J’ai pour ma part à la fois lu beaucoup de mal sur ce second opus, tout comme des tests dithyrambiques. En conclure que Deus Ex Mankind Divided est un jeu tout juste moyen serait totalement de mauvaise foi, ce dernier tutoyant vraiment l’excellence au niveau de son gameplay, …tout en étant en recul sur certains points.
Il faut tout d’abord reconnaître la patte artistique d’Eidos Montreal, avec des décors de toute beauté et une ambiance incomparable, même si la musique est un peu moins convaincante que celle du premier titre. D’autre part, on ne peut que constater que le jeu a repris la quintessence de ce qui fait la série une alchimie particulièrement réussie de gameplay. Globalement le jeu s’est enrichi et Eidos Montreal a affirmé sa volonté d’offrir une expérience de jeu tout en nuance en fonction du choix des approches du joueur sans le pénaliser pour les choix qu’il fait. On apprécie aussi l’ouverture des zones à explorer même si celle-ci s’accompagne d’une réduction des environnements rencontrés.

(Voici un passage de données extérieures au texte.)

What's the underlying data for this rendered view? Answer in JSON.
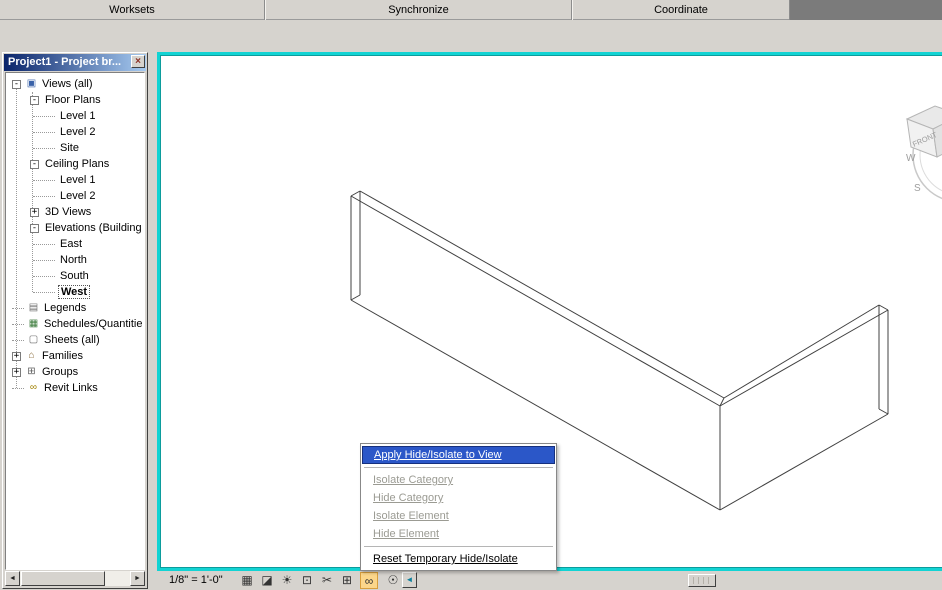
{
  "topbar": {
    "groups": [
      {
        "label": "Worksets"
      },
      {
        "label": "Synchronize"
      },
      {
        "label": "Coordinate"
      }
    ]
  },
  "browser": {
    "title": "Project1 - Project br...",
    "close_glyph": "×",
    "tree": [
      {
        "label": "Views (all)",
        "exp": "-",
        "icon": "views"
      },
      {
        "label": "Floor Plans",
        "exp": "-"
      },
      {
        "label": "Level 1"
      },
      {
        "label": "Level 2"
      },
      {
        "label": "Site"
      },
      {
        "label": "Ceiling Plans",
        "exp": "-"
      },
      {
        "label": "Level 1"
      },
      {
        "label": "Level 2"
      },
      {
        "label": "3D Views",
        "exp": "+"
      },
      {
        "label": "Elevations (Building",
        "exp": "-"
      },
      {
        "label": "East"
      },
      {
        "label": "North"
      },
      {
        "label": "South"
      },
      {
        "label": "West",
        "selected": true
      },
      {
        "label": "Legends",
        "icon": "legends"
      },
      {
        "label": "Schedules/Quantitie",
        "icon": "schedules"
      },
      {
        "label": "Sheets (all)",
        "icon": "sheets"
      },
      {
        "label": "Families",
        "exp": "+",
        "icon": "families"
      },
      {
        "label": "Groups",
        "exp": "+",
        "icon": "groups"
      },
      {
        "label": "Revit Links",
        "icon": "links"
      }
    ],
    "scroll": {
      "left": "◄",
      "right": "►"
    }
  },
  "icon_glyphs": {
    "views": "▣",
    "legends": "▤",
    "schedules": "▦",
    "sheets": "▢",
    "families": "⌂",
    "groups": "⊞",
    "links": "∞"
  },
  "viewbar": {
    "scale": "1/8\" = 1'-0\"",
    "icons": [
      {
        "name": "detail-level",
        "glyph": "▦"
      },
      {
        "name": "model-graphics-style",
        "glyph": "◪"
      },
      {
        "name": "shadows-toggle",
        "glyph": "☀"
      },
      {
        "name": "render-dialog",
        "glyph": "⊡"
      },
      {
        "name": "crop-view",
        "glyph": "✂"
      },
      {
        "name": "crop-region-visibility",
        "glyph": "⊞"
      },
      {
        "name": "temporary-hide-isolate",
        "glyph": "∞"
      },
      {
        "name": "reveal-hidden-elements",
        "glyph": "☉"
      }
    ],
    "collapse_glyph": "◄"
  },
  "menu": {
    "items": [
      {
        "label": "Apply Hide/Isolate to View",
        "state": "highlighted"
      },
      {
        "label": "Isolate Category",
        "state": "disabled"
      },
      {
        "label": "Hide Category",
        "state": "disabled"
      },
      {
        "label": "Isolate Element",
        "state": "disabled"
      },
      {
        "label": "Hide Element",
        "state": "disabled"
      },
      {
        "label": "Reset Temporary Hide/Isolate",
        "state": "normal"
      }
    ]
  },
  "viewcube": {
    "front": "FRONT",
    "west": "W",
    "south": "S"
  },
  "colors": {
    "selection_blue": "#2b57c8",
    "canvas_border": "#12d3d3",
    "menu_highlight": "#2b57c8"
  }
}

On aurait apprécié que certains autres éléments ne soient pas en deçà du précédent opus, tel que le scénario et l’écriture globale d’un côté trop manichéenne et d’un autre parfois complètement fouillis, sans compter une fin quelque part trop abrupte, laissant trop de choses en suspend.
Au final, le titre est supérieur à son très bon prédécesseur, mais ses défauts ne sont peut-être pas intrinsèques au titre qui reste très bon en tant que tel, mais plus une conséquence dommageable de la politique commerciale qui lui a été superposée.

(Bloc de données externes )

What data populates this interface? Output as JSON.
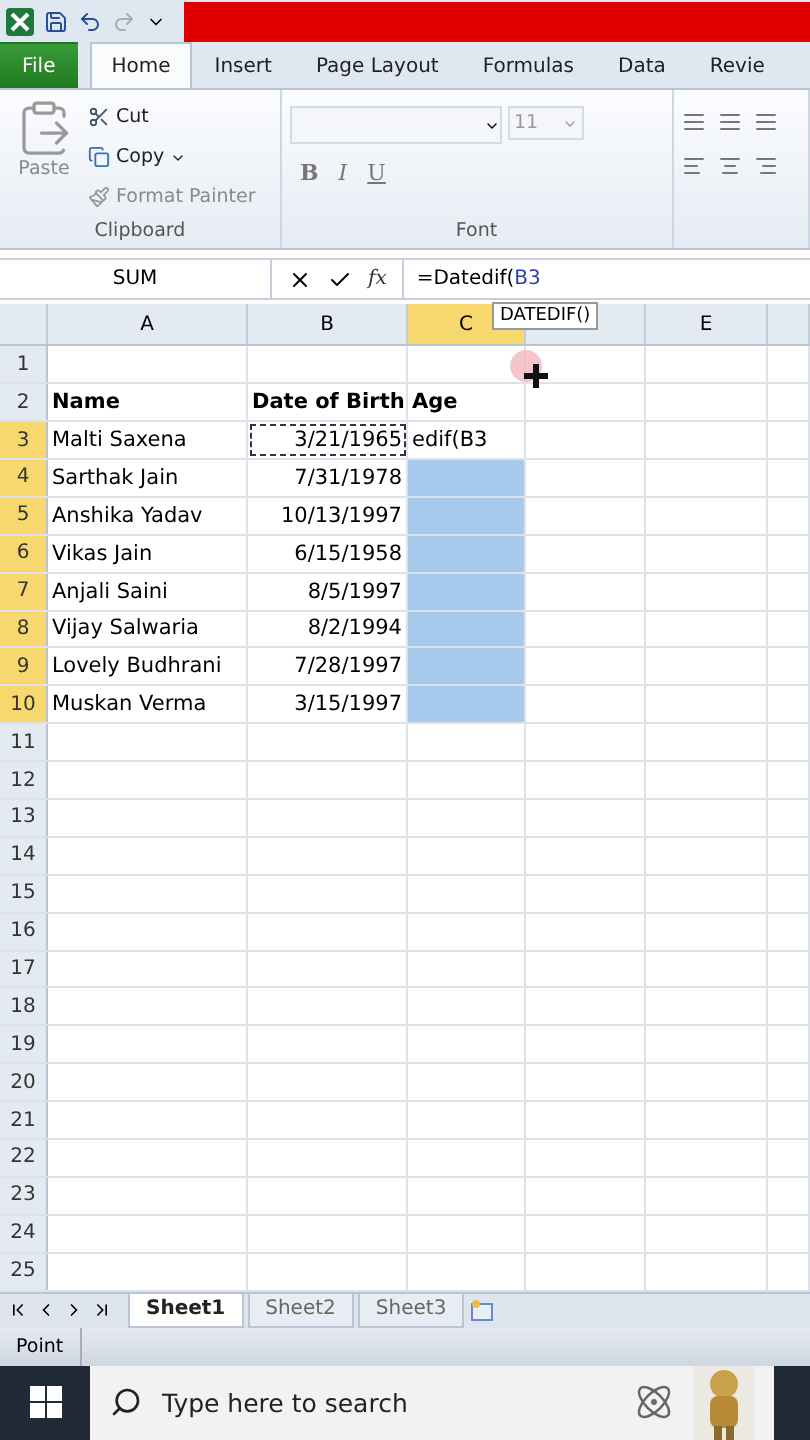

Cela dit, on se serait passé d’un scénario donnant un sentiment d’inachevé, d’un DLC annoncé à sa sortie, de kits Praxis à acheter en micro-transactions, ainsi que d’un mode Breach totalement dispensable permettant lui aussi d’autres achats. On se souvient de la campagne de précommande désastreuse de l’éditeur ayant occasionné une telle levée de bouclier chez les joueurs qu’il a été procédé à un rétropédalage bien violent. Bref, il ne s’agit pas de juger de la politique (que l’on espère temporaire) d’un éditeur, mais bien des qualités intrinsèques d’un jeu.
A ce titre, Deus Ex Mankind Divided reste vraiment excellent, malgré quelques défauts relatifs à son écriture. Un jeu à ne pas manquer, même pour le réfractaire aux FPS que je suis.
Graphismes / sons : 4/5 (technique) ; 5/5 (artistique)
Interface de combat (FPS) : 4/5
Quelques problèmes de déplacement en vue 3ème personne et de gestion de l’inventaire.